Mark suggested that the church leadership ought not to "bury its head in the sand". Yes, I agree, but if the price of being in tune with contemporary mores is that we dispense with aspects of the Christian tradition that non-churchgoers find unpalatable then I consider that to be a price too high to pay. In addition, it is profoundly disrespectful to those historical figures who, under threat of death, refused to give up those aspects of the Anglican faith that their society found to be unpalatable.
It is time for the C of E to have a leader who is more in tune with modern life. Even if you don't believe that there should be divorce, homosexuality or women clergy they are a fact of life and the vast majority of the population will not be encouraged by a church that buries its head in the sand and ignores them.
As an Anglican Franciscan, I welcome the appointment of the new archbishop at the same time as congratulating his predecessor for his valuable service. Which one of our bishops is chosen really doesn't matter to me. He will have good, indifferent and bad qualities, - the same as every other human. He will have things to say that I agree with and things that I disagree with. All I require is that he believes there is a Creator and shows his care for his fellow human beings, and tries to follow the teachings of Jesus. Its only the media that cares whether he's charismatic or not, what his political views are or how many bums on seats there are in church each week.

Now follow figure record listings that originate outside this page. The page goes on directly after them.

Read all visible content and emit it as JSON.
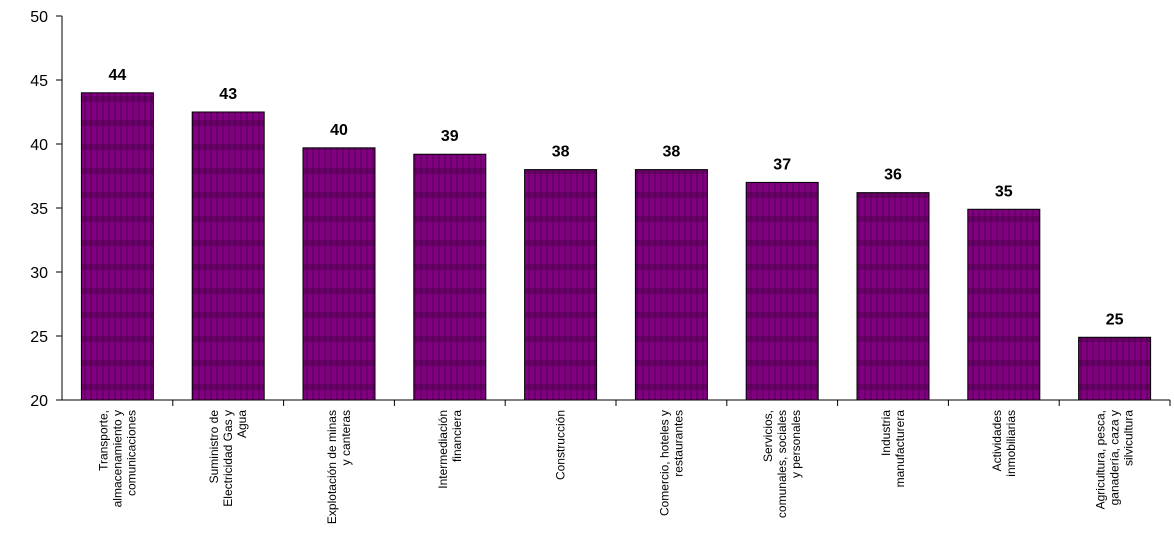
{
  "chart_data": {
    "type": "bar",
    "categories": [
      "Transporte, almacenamiento y comunicaciones",
      "Suministro de Electricidad Gas y Agua",
      "Explotación de minas y canteras",
      "Intermediación financiera",
      "Construcción",
      "Comercio, hoteles y restaurantes",
      "Servicios, comunales, sociales y personales",
      "Industria manufacturera",
      "Actividades inmobiliarias",
      "Agricultura, pesca, ganadería, caza y silvicultura"
    ],
    "values": [
      44.0,
      42.5,
      39.7,
      39.2,
      38.0,
      38.0,
      37.0,
      36.2,
      34.9,
      24.9
    ],
    "value_labels": [
      "44",
      "43",
      "40",
      "39",
      "38",
      "38",
      "37",
      "36",
      "35",
      "25"
    ],
    "color": "#800080",
    "ylim": [
      20,
      50
    ],
    "yticks": [
      20,
      25,
      30,
      35,
      40,
      45,
      50
    ],
    "grid": false
  }
}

Putting bums on seats in Anglican churches should not be the new archbishop's main concern. Surely the function of the Church of England, as per its historical and biblical foundations, should be to teach the Bible faithfully, intelligently and accurately to the congregation, and to hold out the claims of Jesus Christ to unbelievers. A vicar would surely be happier with a church of ten committed Christians, engaged in serving the church and sharing Christ with their friends and family, than with one of fifty or so nominal churchgoers attracted by a "modern" style and issues-focused content.
Please be careful about words like 'liberal' when referring to Dr Williams. At the last Lambeth Conference, observers from the Orthodox churches found him to be deeply theologically orthodox as well as challenging. Maybe the word to be used should be prophetic in that he challenges the cosy assumptions of 'conservatives' and makes people ask questions about their own integrity. Dr Carey was a great man for holding together the Anglican Communion, and his support for the church in Sudan was heroic: I think Dr Williams will hold the Church of England together and challenge the smugness of all of us.
After reading the article about the soon to be appointed Archbishop of Canterbury, one wonders why this person when the world is in such turmoil?
I always knew you Brits were liberal, but he's even more so than Phil Donahue and that's pretty bad.